As you optimise your site, don’t forget to make accessibility a priority of your efforts. Accessibility is important on the web just as it is in physical spaces. Legislation is even starting to enforce accessibility measures in much the same way, with a famous Domino’s Pizza lawsuit setting a precedent for treating websites as public spaces.

When a United States federal court found that Domino’s Pizza violated the Americans with Disabilities Act for having an inaccessible website, they ordered Web Content Accessibility Guidelines (WCAG) compliance. The WCAG represents an international set of standards for making a website accessible. It consists of four key principles. These are:

  • Perceivability
  • Operability
  • Understandability 
  • Robustness

By implementing these standards in your web design, you can better optimise your site for equitable sustainability. This will have important economic consequences as well. Since over 20% of the EU market requires accessibility accommodations, mobile accessibility in a sustainable design significantly broadens your user base and revenue potential.

Fortunately, you can use free web accessibility evaluation tools like this one offered by WAVE.

3.4 Hire a web design expert

Sustainable web design is so essential to virtually every aspect of website success, that anyone serious about web sustainability will want to consider hiring professional help when building the design. 

A good UX, for instance, naturally consumes less energy.

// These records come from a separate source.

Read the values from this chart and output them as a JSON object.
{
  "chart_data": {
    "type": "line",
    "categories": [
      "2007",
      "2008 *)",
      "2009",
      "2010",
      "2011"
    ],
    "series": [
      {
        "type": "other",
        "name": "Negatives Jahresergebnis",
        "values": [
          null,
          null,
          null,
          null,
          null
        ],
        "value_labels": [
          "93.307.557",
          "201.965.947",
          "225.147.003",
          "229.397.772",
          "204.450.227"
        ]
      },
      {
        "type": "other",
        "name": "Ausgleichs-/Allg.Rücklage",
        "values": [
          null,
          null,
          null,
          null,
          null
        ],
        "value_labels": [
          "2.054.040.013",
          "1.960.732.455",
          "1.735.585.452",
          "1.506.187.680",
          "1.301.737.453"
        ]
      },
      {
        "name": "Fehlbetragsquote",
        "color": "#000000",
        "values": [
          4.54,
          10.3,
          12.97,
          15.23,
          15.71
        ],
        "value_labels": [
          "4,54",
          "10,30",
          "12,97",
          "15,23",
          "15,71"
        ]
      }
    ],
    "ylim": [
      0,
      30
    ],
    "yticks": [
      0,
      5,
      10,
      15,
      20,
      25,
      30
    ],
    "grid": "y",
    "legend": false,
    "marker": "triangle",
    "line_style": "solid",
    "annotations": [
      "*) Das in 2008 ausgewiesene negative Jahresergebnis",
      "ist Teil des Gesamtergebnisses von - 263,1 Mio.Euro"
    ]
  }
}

This is because it will be optimised well and will function with fewer clicks on the part of the user, allowing them to navigate the site easily. But it takes a knowledgeable web designer to pull off a concise and navigable platform. 

That’s why you need a web designer with skills that include:

  • Graphic design
  • Photo editing
  • Front-end development languages 
  • Use of content management systems 
  • Conversion Rate Optimisation (CRO) techniques

Whether you decide to take out a job listing or build these skills for yourself, having an expert on hand to help you streamline the sustainability of your design will improve your chances of success. From there, you’ll be able to maintain a site that is more accessible and beneficial to the environment, the economy, and all kinds of users. 

3.5 Explore green web hosting options

But to truly minimise your carbon output, you’ll also want to explore green web hosting options. Green web hosting services are companies that make exclusive use of renewable energy in powering their servers and networks that send your website to the internet. Alternatively, these companies will purchase renewable energy credits to offset other energy use.

Since this part of the web design process is the most energy-intensive, using a green hosting partner will make the most difference in your environmental impact. There are all kinds of options out there, with different companies offering various rates and features. You’ll want a green hosting service that has been proven to make a difference through sustainable policy and is within your budget. 

Remember, sustainability is always about the environment, economy, and people, together so find solutions that work for all three. 

With these strategies, you too can implement sustainable web design and create a future of greater opportunities. From the difference you’ll make in carbon emissions to the ranks of users who will be able to engage with what you have to offer, sustainability simply makes for a better world. By building this world first on the web, we can help transition all kinds of industries to a sustainable future. 

4. Building a sustainable future through the web

The threat of climate change is real. Meanwhile, inequitable outcomes trouble both the digital and physical economies. To make a real difference, we all have to come together to implement greater efficiency. For web designers, this means following standards when putting together a fast and clean site.

Understand the massive importance of sustainability efforts, then follow these strategies for implementing a sustainable design across your websites. A better, more accessible future awaits.